I didn't bring a pumpkin to carve, since I just figured I would assist with DerMan's. Also, I am terrible at carving pumpkins. Real crap. We didn't carve pumpkins growing up because knives are sharp and the cupcake children were spazzes and also my father was never crazy about getting his hands dirty. We did a lot of decorating pumpkins by other means, paint, glitter, glueing shit on, etc... Then my mom would usually make my dad carve one jack-o-lantern for the porch but we weren't allowed to help with the carving. Knives are sharp. Then some punk kid from another neighborhood would smash the pumpkin. If we were young enough, we would cry. Good times, good times.

I am skeptical, but resigned.
So I basically handed a knife to DerMan and appraised him of the steps of carving a jack-o-lantern. First, you cut off the top of the pumpkin so you can reach in and clean out the insides. DerMan surveyed the pumpkin from all sides, made his typical "hmm mmm" noises then asked if f there was a ruler so he could measure an even circle. I told him to "stop being so fucking German and get cutting."

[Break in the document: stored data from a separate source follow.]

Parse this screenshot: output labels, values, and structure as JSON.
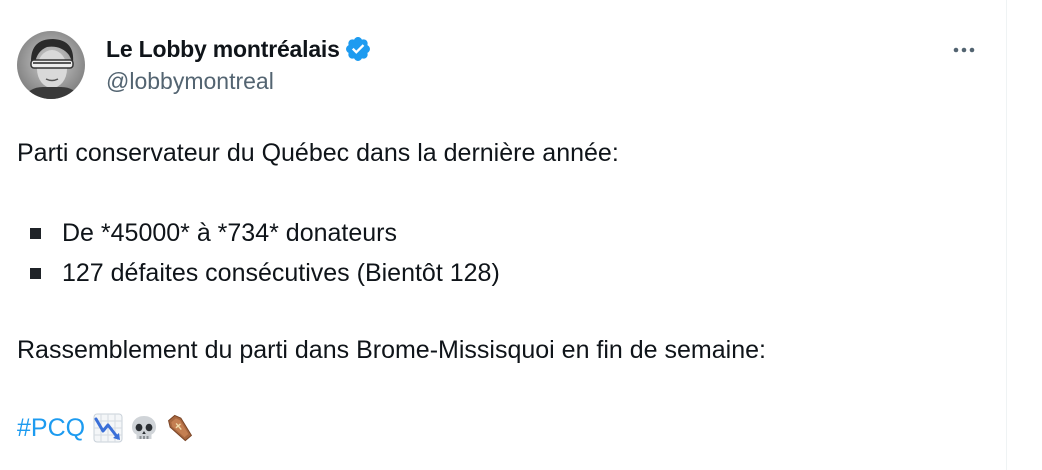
{
  "author": {
    "display_name": "Le Lobby montréalais",
    "handle": "@lobbymontreal",
    "verified": true,
    "verified_color": "#1d9bf0"
  },
  "menu": {
    "more_icon": "more-horizontal-icon"
  },
  "tweet": {
    "intro": "Parti conservateur du Québec dans la dernière année:",
    "bullets": [
      "De *45000* à *734* donateurs",
      "127 défaites consécutives (Bientôt 128)"
    ],
    "rally": "Rassemblement du parti dans Brome-Missisquoi en fin de semaine:",
    "hashtag": "#PCQ",
    "emojis": [
      "chart-decreasing-emoji",
      "skull-emoji",
      "coffin-emoji"
    ]
  },
  "colors": {
    "text": "#0f1419",
    "secondary": "#536471",
    "link": "#1d9bf0"
  }
}
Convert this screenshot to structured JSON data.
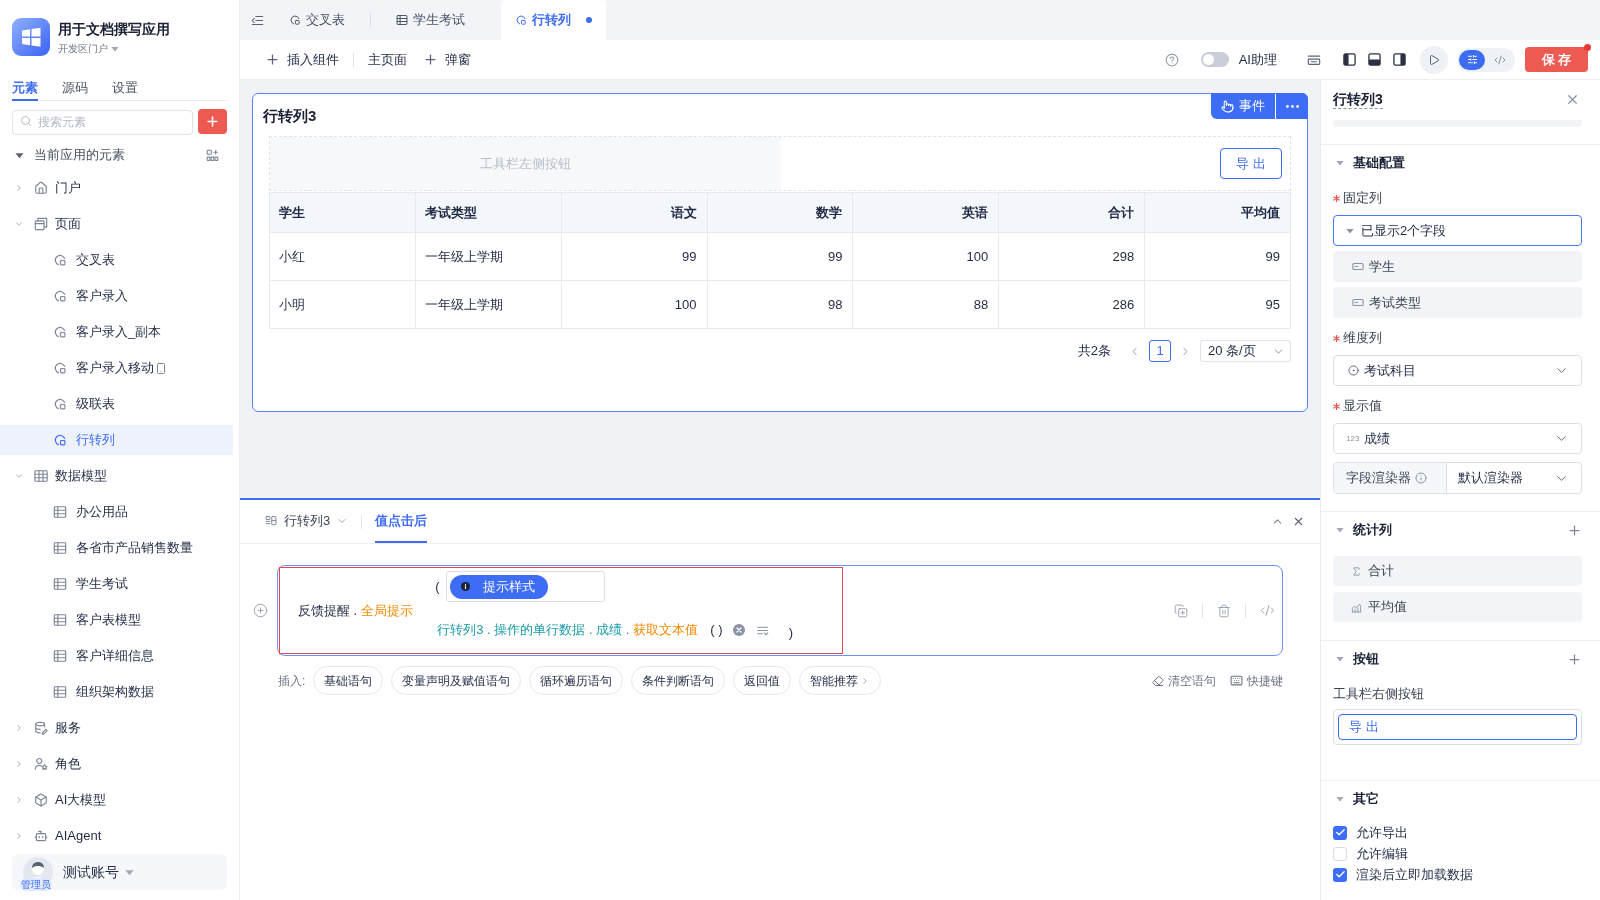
{
  "app": {
    "title": "用于文档撰写应用",
    "portal": "开发区门户"
  },
  "sidebar_tabs": [
    {
      "label": "元素",
      "selected": true
    },
    {
      "label": "源码",
      "selected": false
    },
    {
      "label": "设置",
      "selected": false
    }
  ],
  "search": {
    "placeholder": "搜索元素"
  },
  "tree": {
    "header": "当前应用的元素",
    "expanded": true,
    "items": [
      {
        "label": "门户",
        "kind": "portal",
        "expanded": false,
        "selected": false
      },
      {
        "label": "页面",
        "kind": "pages",
        "expanded": true,
        "selected": false,
        "children": [
          {
            "label": "交叉表",
            "kind": "page",
            "mobile": false,
            "selected": false
          },
          {
            "label": "客户录入",
            "kind": "page",
            "mobile": false,
            "selected": false
          },
          {
            "label": "客户录入_副本",
            "kind": "page",
            "mobile": false,
            "selected": false
          },
          {
            "label": "客户录入移动",
            "kind": "page",
            "mobile": true,
            "selected": false
          },
          {
            "label": "级联表",
            "kind": "page",
            "mobile": false,
            "selected": false
          },
          {
            "label": "行转列",
            "kind": "page",
            "mobile": false,
            "selected": true
          }
        ]
      },
      {
        "label": "数据模型",
        "kind": "models",
        "expanded": true,
        "selected": false,
        "children": [
          {
            "label": "办公用品",
            "kind": "table",
            "mobile": false,
            "selected": false
          },
          {
            "label": "各省市产品销售数量",
            "kind": "table",
            "mobile": false,
            "selected": false
          },
          {
            "label": "学生考试",
            "kind": "table",
            "mobile": false,
            "selected": false
          },
          {
            "label": "客户表模型",
            "kind": "table",
            "mobile": false,
            "selected": false
          },
          {
            "label": "客户详细信息",
            "kind": "table",
            "mobile": false,
            "selected": false
          },
          {
            "label": "组织架构数据",
            "kind": "table",
            "mobile": false,
            "selected": false
          }
        ]
      },
      {
        "label": "服务",
        "kind": "service",
        "expanded": false,
        "selected": false
      },
      {
        "label": "角色",
        "kind": "role",
        "expanded": false,
        "selected": false
      },
      {
        "label": "AI大模型",
        "kind": "model",
        "expanded": false,
        "selected": false
      },
      {
        "label": "AIAgent",
        "kind": "agent",
        "expanded": false,
        "selected": false
      }
    ]
  },
  "account": {
    "name": "测试账号",
    "badge": "管理员"
  },
  "page_tabs": [
    {
      "label": "交叉表",
      "kind": "page",
      "selected": false,
      "modified": false
    },
    {
      "label": "学生考试",
      "kind": "table",
      "selected": false,
      "modified": false
    },
    {
      "label": "行转列",
      "kind": "page",
      "selected": true,
      "modified": true
    }
  ],
  "toolbar": {
    "actions": [
      {
        "label": "插入组件",
        "kind": "add"
      },
      {
        "label": "主页面",
        "kind": "plain"
      },
      {
        "label": "弹窗",
        "kind": "add"
      }
    ],
    "assistant": {
      "label": "AI助理",
      "on": false
    },
    "modes": [
      {
        "kind": "settings",
        "selected": true
      },
      {
        "kind": "code",
        "selected": false
      }
    ],
    "save": {
      "label": "保 存",
      "notice": true
    }
  },
  "component": {
    "title": "行转列3",
    "actions": [
      {
        "kind": "event",
        "label": "事件"
      },
      {
        "kind": "more"
      }
    ],
    "toolbar_placeholder": "工具栏左侧按钮",
    "toolbar_buttons": [
      "导 出"
    ],
    "table": {
      "columns": [
        {
          "label": "学生",
          "kind": "text"
        },
        {
          "label": "考试类型",
          "kind": "text"
        },
        {
          "label": "语文",
          "kind": "number"
        },
        {
          "label": "数学",
          "kind": "number"
        },
        {
          "label": "英语",
          "kind": "number"
        },
        {
          "label": "合计",
          "kind": "number"
        },
        {
          "label": "平均值",
          "kind": "number"
        }
      ],
      "rows": [
        [
          "小红",
          "一年级上学期",
          "99",
          "99",
          "100",
          "298",
          "99"
        ],
        [
          "小明",
          "一年级上学期",
          "100",
          "98",
          "88",
          "286",
          "95"
        ]
      ]
    },
    "pagination": {
      "total": "共2条",
      "pages": [
        {
          "label": "1",
          "selected": true
        }
      ],
      "page_size": "20 条/页"
    }
  },
  "event_panel": {
    "tabs": [
      {
        "label": "行转列3",
        "kind": "component",
        "selected": false
      },
      {
        "label": "值点击后",
        "kind": "event",
        "selected": true
      }
    ],
    "statement": {
      "selected": true,
      "target": "反馈提醒 .",
      "method": "全局提示",
      "open": "(",
      "option": "提示样式",
      "path": "行转列3 . 操作的单行数据 . 成绩 .",
      "call": "获取文本值",
      "call_args": "( )",
      "close": ")"
    },
    "insert": {
      "label": "插入:",
      "options": [
        {
          "label": "基础语句",
          "more": false
        },
        {
          "label": "变量声明及赋值语句",
          "more": false
        },
        {
          "label": "循环遍历语句",
          "more": false
        },
        {
          "label": "条件判断语句",
          "more": false
        },
        {
          "label": "返回值",
          "more": false
        },
        {
          "label": "智能推荐",
          "more": true
        }
      ]
    },
    "tools": [
      {
        "label": "清空语句",
        "kind": "clear"
      },
      {
        "label": "快捷键",
        "kind": "keys"
      }
    ]
  },
  "inspector": {
    "title": "行转列3",
    "basic": {
      "title": "基础配置",
      "expanded": true,
      "fixed_columns": {
        "label": "固定列",
        "required": true,
        "focused": true,
        "expanded": true,
        "value": "已显示2个字段",
        "items": [
          "学生",
          "考试类型"
        ]
      },
      "dimension_column": {
        "label": "维度列",
        "required": true,
        "focused": false,
        "value": "考试科目"
      },
      "display_value": {
        "label": "显示值",
        "required": true,
        "focused": false,
        "type": "123",
        "value": "成绩"
      },
      "renderer": {
        "label": "字段渲染器",
        "value": "默认渲染器"
      }
    },
    "stats": {
      "title": "统计列",
      "expanded": true,
      "items": [
        {
          "label": "合计",
          "kind": "sum"
        },
        {
          "label": "平均值",
          "kind": "average"
        }
      ]
    },
    "buttons": {
      "title": "按钮",
      "expanded": true,
      "label": "工具栏右侧按钮",
      "items": [
        "导 出"
      ]
    },
    "other": {
      "title": "其它",
      "expanded": true,
      "options": [
        {
          "label": "允许导出",
          "checked": true
        },
        {
          "label": "允许编辑",
          "checked": false
        },
        {
          "label": "渲染后立即加载数据",
          "checked": true
        }
      ]
    }
  }
}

DerMan loved his jack-o-lantern and he photographed it the way a proud father would photograph a todler in the snow. The other party guests said it was very good for a first attempt. We won the prize for best carved basketball. DerMan schlepped his pumpkin all the way back to midtown along with the candy the GreatDane gave him that he was supposed to bring into the office to share. Then he sent his photos to everyone he knew in Germany. All in all, it was a Festivus miracle.